A lot, a lot, a lot to say on this topic.

This wasn't the intended next video admittedly, but with all the polls and impromptu videos and discussion I've been driving around it, it's kind of willed me towards the idea of making a proper video about the subject.

I don't want to reveal too much just yet, but I'll certainly say I understand a lot of aspects of the perspective, despite disagreeing with the overarching narrative that there needs to be an absence of "politics" in black media/entertainment.

Some fun aspects and joke stuff I've been working on with the video are here.

Sometimes it feels like "black trauma" as it were, is made into a spectal for white audiences to go "what a great story........ anyway" like our lives are just narratives to tell fictional stories. So moved by commercial representations of real suffering, as opposed to the real stories and experiences of black people.

While on the contrary, I don't believe that this inherently means the media should go away. It feels as though overexposure has created a situation where the public feels apathy towards black issues and such.

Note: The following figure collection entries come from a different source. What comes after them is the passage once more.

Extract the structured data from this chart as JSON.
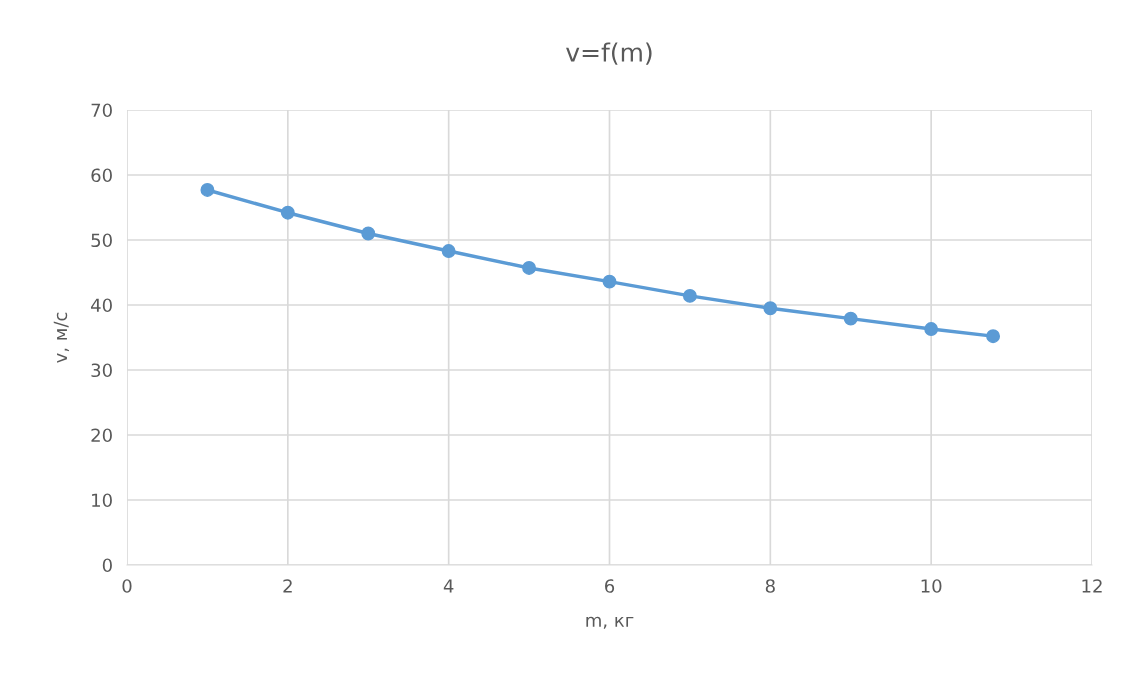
{
  "chart_data": {
    "type": "line",
    "title": "v=f(m)",
    "xlabel": "m, кг",
    "ylabel": "v, м/с",
    "x": [
      1,
      2,
      3,
      4,
      5,
      6,
      7,
      8,
      9,
      10,
      10.77
    ],
    "series": [
      {
        "color": "#5b9bd5",
        "values": [
          57.7,
          54.2,
          51.0,
          48.3,
          45.7,
          43.6,
          41.4,
          39.5,
          37.9,
          36.3,
          35.2
        ]
      }
    ],
    "xlim": [
      0,
      12
    ],
    "ylim": [
      0,
      70
    ],
    "xticks": [
      0,
      2,
      4,
      6,
      8,
      10,
      12
    ],
    "yticks": [
      0,
      10,
      20,
      30,
      40,
      50,
      60,
      70
    ],
    "grid": true,
    "marker": "circle",
    "line_style": "solid"
  }
}
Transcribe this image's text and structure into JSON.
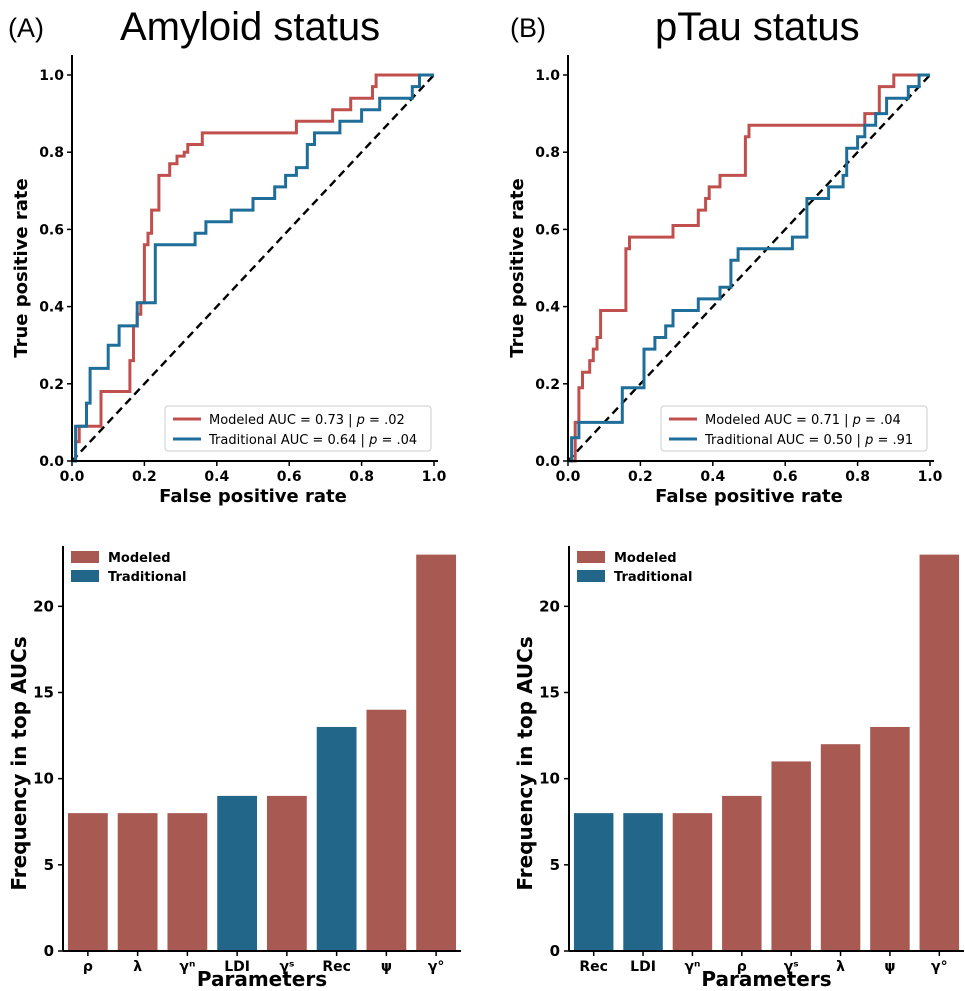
{
  "panels": {
    "a": {
      "letter": "(A)",
      "title": "Amyloid status"
    },
    "b": {
      "letter": "(B)",
      "title": "pTau status"
    }
  },
  "colors": {
    "modeled": "#c0504d",
    "traditional": "#1f6e9a",
    "modeled_bar": "#a85a52",
    "traditional_bar": "#22678a",
    "chance": "#000000"
  },
  "chart_data": [
    {
      "id": "roc_a",
      "type": "line",
      "panel": "A",
      "xlabel": "False positive rate",
      "ylabel": "True positive rate",
      "xlim": [
        0,
        1
      ],
      "ylim": [
        0,
        1
      ],
      "xticks": [
        "0.0",
        "0.2",
        "0.4",
        "0.6",
        "0.8",
        "1.0"
      ],
      "yticks": [
        "0.0",
        "0.2",
        "0.4",
        "0.6",
        "0.8",
        "1.0"
      ],
      "legend_position": "lower-right",
      "series": [
        {
          "name": "Modeled AUC = 0.73 | p = .02",
          "legend_parts": [
            "Modeled AUC = 0.73 | ",
            "p",
            " = .02"
          ],
          "x": [
            0,
            0.01,
            0.01,
            0.02,
            0.02,
            0.05,
            0.05,
            0.08,
            0.08,
            0.16,
            0.16,
            0.17,
            0.17,
            0.18,
            0.18,
            0.19,
            0.19,
            0.2,
            0.2,
            0.21,
            0.21,
            0.22,
            0.22,
            0.24,
            0.24,
            0.27,
            0.27,
            0.29,
            0.29,
            0.31,
            0.31,
            0.32,
            0.32,
            0.34,
            0.34,
            0.36,
            0.36,
            0.62,
            0.62,
            0.72,
            0.72,
            0.77,
            0.77,
            0.83,
            0.83,
            0.84,
            0.84,
            1.0
          ],
          "y": [
            0,
            0,
            0.05,
            0.05,
            0.09,
            0.09,
            0.09,
            0.09,
            0.18,
            0.18,
            0.26,
            0.26,
            0.35,
            0.35,
            0.38,
            0.38,
            0.41,
            0.41,
            0.56,
            0.56,
            0.59,
            0.59,
            0.65,
            0.65,
            0.74,
            0.74,
            0.77,
            0.77,
            0.79,
            0.79,
            0.8,
            0.8,
            0.82,
            0.82,
            0.82,
            0.82,
            0.85,
            0.85,
            0.88,
            0.88,
            0.91,
            0.91,
            0.94,
            0.94,
            0.97,
            0.97,
            1.0,
            1.0
          ]
        },
        {
          "name": "Traditional AUC = 0.64 | p = .04",
          "legend_parts": [
            "Traditional AUC = 0.64 | ",
            "p",
            " = .04"
          ],
          "x": [
            0,
            0.01,
            0.01,
            0.04,
            0.04,
            0.05,
            0.05,
            0.1,
            0.1,
            0.13,
            0.13,
            0.18,
            0.18,
            0.23,
            0.23,
            0.34,
            0.34,
            0.37,
            0.37,
            0.44,
            0.44,
            0.5,
            0.5,
            0.56,
            0.56,
            0.59,
            0.59,
            0.62,
            0.62,
            0.65,
            0.65,
            0.67,
            0.67,
            0.74,
            0.74,
            0.8,
            0.8,
            0.85,
            0.85,
            0.88,
            0.88,
            0.94,
            0.94,
            0.96,
            0.96,
            1.0
          ],
          "y": [
            0,
            0,
            0.09,
            0.09,
            0.15,
            0.15,
            0.24,
            0.24,
            0.3,
            0.3,
            0.35,
            0.35,
            0.41,
            0.41,
            0.56,
            0.56,
            0.59,
            0.59,
            0.62,
            0.62,
            0.65,
            0.65,
            0.68,
            0.68,
            0.71,
            0.71,
            0.74,
            0.74,
            0.76,
            0.76,
            0.82,
            0.82,
            0.85,
            0.85,
            0.88,
            0.88,
            0.91,
            0.91,
            0.94,
            0.94,
            0.94,
            0.94,
            0.97,
            0.97,
            1.0,
            1.0
          ]
        }
      ]
    },
    {
      "id": "roc_b",
      "type": "line",
      "panel": "B",
      "xlabel": "False positive rate",
      "ylabel": "True positive rate",
      "xlim": [
        0,
        1
      ],
      "ylim": [
        0,
        1
      ],
      "xticks": [
        "0.0",
        "0.2",
        "0.4",
        "0.6",
        "0.8",
        "1.0"
      ],
      "yticks": [
        "0.0",
        "0.2",
        "0.4",
        "0.6",
        "0.8",
        "1.0"
      ],
      "legend_position": "lower-right",
      "series": [
        {
          "name": "Modeled AUC = 0.71 | p = .04",
          "legend_parts": [
            "Modeled AUC = 0.71 | ",
            "p",
            " = .04"
          ],
          "x": [
            0,
            0.02,
            0.02,
            0.03,
            0.03,
            0.04,
            0.04,
            0.06,
            0.06,
            0.07,
            0.07,
            0.08,
            0.08,
            0.09,
            0.09,
            0.16,
            0.16,
            0.17,
            0.17,
            0.29,
            0.29,
            0.36,
            0.36,
            0.38,
            0.38,
            0.39,
            0.39,
            0.41,
            0.41,
            0.42,
            0.42,
            0.49,
            0.49,
            0.5,
            0.5,
            0.82,
            0.82,
            0.86,
            0.86,
            0.9,
            0.9,
            1.0
          ],
          "y": [
            0,
            0,
            0.1,
            0.1,
            0.19,
            0.19,
            0.23,
            0.23,
            0.26,
            0.26,
            0.29,
            0.29,
            0.32,
            0.32,
            0.39,
            0.39,
            0.55,
            0.55,
            0.58,
            0.58,
            0.61,
            0.61,
            0.65,
            0.65,
            0.68,
            0.68,
            0.71,
            0.71,
            0.71,
            0.71,
            0.74,
            0.74,
            0.84,
            0.84,
            0.87,
            0.87,
            0.9,
            0.9,
            0.97,
            0.97,
            1.0,
            1.0
          ]
        },
        {
          "name": "Traditional AUC = 0.50 | p = .91",
          "legend_parts": [
            "Traditional AUC = 0.50 | ",
            "p",
            " = .91"
          ],
          "x": [
            0,
            0.01,
            0.01,
            0.03,
            0.03,
            0.15,
            0.15,
            0.21,
            0.21,
            0.24,
            0.24,
            0.27,
            0.27,
            0.29,
            0.29,
            0.36,
            0.36,
            0.42,
            0.42,
            0.45,
            0.45,
            0.47,
            0.47,
            0.51,
            0.51,
            0.62,
            0.62,
            0.66,
            0.66,
            0.72,
            0.72,
            0.76,
            0.76,
            0.77,
            0.77,
            0.8,
            0.8,
            0.82,
            0.82,
            0.85,
            0.85,
            0.88,
            0.88,
            0.94,
            0.94,
            0.97,
            0.97,
            1.0
          ],
          "y": [
            0,
            0,
            0.06,
            0.06,
            0.1,
            0.1,
            0.19,
            0.19,
            0.29,
            0.29,
            0.32,
            0.32,
            0.35,
            0.35,
            0.39,
            0.39,
            0.42,
            0.42,
            0.45,
            0.45,
            0.52,
            0.52,
            0.55,
            0.55,
            0.55,
            0.55,
            0.58,
            0.58,
            0.68,
            0.68,
            0.71,
            0.71,
            0.74,
            0.74,
            0.81,
            0.81,
            0.84,
            0.84,
            0.87,
            0.87,
            0.9,
            0.9,
            0.94,
            0.94,
            0.97,
            0.97,
            1.0,
            1.0
          ]
        }
      ]
    },
    {
      "id": "bar_a",
      "type": "bar",
      "panel": "A",
      "xlabel": "Parameters",
      "ylabel": "Frequency in top AUCs",
      "ylim": [
        0,
        23.5
      ],
      "yticks": [
        0,
        5,
        10,
        15,
        20
      ],
      "legend_position": "top-left",
      "legend": [
        "Modeled",
        "Traditional"
      ],
      "categories": [
        "ρ",
        "λ",
        "γⁿ",
        "LDI",
        "γˢ",
        "Rec",
        "ψ",
        "γ°"
      ],
      "values": [
        8,
        8,
        8,
        9,
        9,
        13,
        14,
        23
      ],
      "groups": [
        "Modeled",
        "Modeled",
        "Modeled",
        "Traditional",
        "Modeled",
        "Traditional",
        "Modeled",
        "Modeled"
      ]
    },
    {
      "id": "bar_b",
      "type": "bar",
      "panel": "B",
      "xlabel": "Parameters",
      "ylabel": "Frequency in top AUCs",
      "ylim": [
        0,
        23.5
      ],
      "yticks": [
        0,
        5,
        10,
        15,
        20
      ],
      "legend_position": "top-left",
      "legend": [
        "Modeled",
        "Traditional"
      ],
      "categories": [
        "Rec",
        "LDI",
        "γⁿ",
        "ρ",
        "γˢ",
        "λ",
        "ψ",
        "γ°"
      ],
      "values": [
        8,
        8,
        8,
        9,
        11,
        12,
        13,
        23
      ],
      "groups": [
        "Traditional",
        "Traditional",
        "Modeled",
        "Modeled",
        "Modeled",
        "Modeled",
        "Modeled",
        "Modeled"
      ]
    }
  ]
}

Alongside this, a common rhetort I hear to this is this idea that "they're not saying anything but 'it is what it is' so we should stop talking about it. This is very similar to how I feel to the brandishing of 'conscious' media and material I expressed in the Operation Exodus, in which this relative and wholly subjective standard of "saying something" is imposed on all forms of media.

To me, J Cole says nothing. But, to someone else he's spitting.

To some, Jay Z is spitting knowledge on 4:44, but to me, he's (mostly) talking crap. 

But, this self enforced relative standard of "consciousness" is playing a role in how we perceive these works. Partially because "consciousness" has been slightly commercialised in its branding and aesthetic, but also because it has created this disconnect from audiences being able to distinguish what is real to them and what is societally sold as 'real.'

I think of movies like 'Love, Beats, Rhymes' which really perpetuate the "real music" aesthetic and principles. It's a very complicated rabbit hole. Especially when we get into the sheer amount of black political media that we give passes on the premise that they're "funny" or "satire" implying that the only way in which black systemic issues can be addressed is if we're making jokes about black people being shot, as opposed to attempting to tell stories around them.

It's a nuanced subject, but one that I think deserves a proper video for itself.

My bad for rambling. More stuff soon.

Too Much Black Trauma Media?

Comments

Awesome subject. Off topic but the reason I miss early-mid Kanye is that he was telling some truth. A little heavy on the religious stuff but whatever. I feel like there’s an alternate universe where instead of turning 100% capitalism (with an emphasis on black capitalism), he goes the other way. I would have loved to see it. I wish his mom was still around, too. I think he was fed up with Dems and neoliberalism, so he thought Trump was the only alternative. I don’t blame him for that. He seemed confused.